There is financial inefficiency and waste in home health care, which is highlighted by the variation in spend across the country, according to a new study.
The study — published this month in the American Journal of Managed Care — examined U.S. counties where at least one home health agency served 11 or more beneficiaries in 2016.
In order to see if there were cost inefficiencies, Robert Schuldt, one of the authors of the study from the University of Arkansas, along with his co-authors, looked at county-level Medicare home health costs per home health patient.
“We were really trying to get a better understanding of what were the primary drivers driving this variation that we’re seeing,” Schuldt said. “Was what we’re seeing explained by the patient populations themselves? By state policy? We were just trying to do an updated version of that considering the extreme growth in the [space] that has occurred over the past decade or so.”
In theory, home health providers should spend close to the same amount of money on a patient no matter where that provider is located.

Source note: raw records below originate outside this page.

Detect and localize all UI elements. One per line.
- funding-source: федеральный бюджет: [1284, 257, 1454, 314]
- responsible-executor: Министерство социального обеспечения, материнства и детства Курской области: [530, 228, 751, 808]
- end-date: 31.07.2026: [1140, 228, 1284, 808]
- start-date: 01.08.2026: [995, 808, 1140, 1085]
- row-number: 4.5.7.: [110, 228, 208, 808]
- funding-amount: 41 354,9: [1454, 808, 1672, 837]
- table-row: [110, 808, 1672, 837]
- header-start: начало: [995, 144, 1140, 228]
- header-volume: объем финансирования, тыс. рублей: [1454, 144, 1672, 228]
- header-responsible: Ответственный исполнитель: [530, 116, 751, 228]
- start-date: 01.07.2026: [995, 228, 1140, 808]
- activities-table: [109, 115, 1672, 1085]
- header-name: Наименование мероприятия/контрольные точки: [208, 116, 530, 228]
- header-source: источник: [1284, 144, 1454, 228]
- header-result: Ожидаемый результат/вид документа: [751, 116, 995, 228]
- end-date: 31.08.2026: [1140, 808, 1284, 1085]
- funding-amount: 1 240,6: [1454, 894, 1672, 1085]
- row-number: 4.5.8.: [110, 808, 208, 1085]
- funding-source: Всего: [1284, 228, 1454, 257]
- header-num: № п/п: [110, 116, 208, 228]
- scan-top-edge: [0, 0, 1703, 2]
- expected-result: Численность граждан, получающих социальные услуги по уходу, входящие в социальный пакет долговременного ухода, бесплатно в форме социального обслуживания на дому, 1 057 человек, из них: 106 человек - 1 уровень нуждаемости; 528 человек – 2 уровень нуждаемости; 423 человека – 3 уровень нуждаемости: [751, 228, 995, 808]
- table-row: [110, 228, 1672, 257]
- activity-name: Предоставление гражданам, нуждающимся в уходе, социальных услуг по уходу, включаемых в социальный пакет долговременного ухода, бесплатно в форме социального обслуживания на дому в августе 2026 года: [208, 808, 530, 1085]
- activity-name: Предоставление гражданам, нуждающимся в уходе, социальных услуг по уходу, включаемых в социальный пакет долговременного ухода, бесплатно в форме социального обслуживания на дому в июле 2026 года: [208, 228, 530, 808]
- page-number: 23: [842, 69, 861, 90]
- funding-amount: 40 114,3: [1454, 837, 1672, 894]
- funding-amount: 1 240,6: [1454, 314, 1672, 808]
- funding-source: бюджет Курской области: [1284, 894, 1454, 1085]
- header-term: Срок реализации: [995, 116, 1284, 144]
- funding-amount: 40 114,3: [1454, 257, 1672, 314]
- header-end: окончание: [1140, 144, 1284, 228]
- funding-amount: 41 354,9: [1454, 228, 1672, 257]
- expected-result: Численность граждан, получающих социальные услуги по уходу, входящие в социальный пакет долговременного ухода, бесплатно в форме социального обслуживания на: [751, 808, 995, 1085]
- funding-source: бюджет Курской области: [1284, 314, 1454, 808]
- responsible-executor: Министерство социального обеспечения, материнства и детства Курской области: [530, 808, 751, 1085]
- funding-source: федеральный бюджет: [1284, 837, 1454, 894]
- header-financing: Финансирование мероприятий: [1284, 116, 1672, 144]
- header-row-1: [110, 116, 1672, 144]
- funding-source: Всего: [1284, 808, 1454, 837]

However, the study found that there is a 2.5-fold spending difference per patient between providers in the counties in the 90th percentile of spending, compared to those in counties in the 10th percentile of spending.
“We typically shouldn’t see a two and a half, three times difference between those two,” Schuldt said.
Home health utilization, in Schuldt’s view, is a function of the patient, the home health agency and community characteristics. Who the patient is, and whether an agency is a nonprofit or a private business, can also affect an organization’s behavior.
The community aspect was something the authors believe hasn’t been explored enough and was a critical component to dig into. The study looked at hospital beds on a per capita basis, the number of skilled nursing facilities in a county as well as the number of home health agencies to see if the variation was driven by Medicare and Medicaid expansion.
“What was fascinating was that once we added in all of these variables, added in these controls, we still saw that 40% of the variation remained unexplained,” Schuldt said. “In our mind, that was kind of the end. Our conclusion is that we do observe a large amount of variation — and when we observe a large amount of variation that’s unexplained — that’s where we get this indication of waste and inefficiency.”
Patient characteristics explained only 16% of the variation in home health expenditures, the authors wrote. Meanwhile, more than 40% of spending variation remained unexplained.
Even when researchers removed the three states with the highest rates of variation – Texas, Oklahoma and Louisiana – that only dropped the 90th-to-10th-percentile ratio from 2.5 to 2.0.
Home health demand will continue to grow in the coming years. Because of that, the authors argue that substantial strategies and solutions to reduce unwarranted geographic variation are needed.
“What we encouraged in this paper to do is for there to be more collaboration between CMS and states themselves,” Schuldt said.
Another policy suggestion from the authors was for the industry to implement a more impactful physician visit system.
“We did find, for the most part, once a physician approves an episode of care and looks at a patient once, they keep reapproving it,” Schuldt said. “Which may be contributing to what we observed here.”
Another variation that Schuldt found to be interesting is that the higher spending counties have a much higher proportion of for-profit home health agencies than those that were lower spending.
“The message that this paper drives is that there is very high variation in expenditures in home health,” Schuldt said. “We know that this is a program people want. You ask anyone where they would like to age and they will say they want to age in place in their home. But what we do need to do is work with Medicare and states on reducing this unwarranted variation because, right now, we don’t really have a good explanation for it.”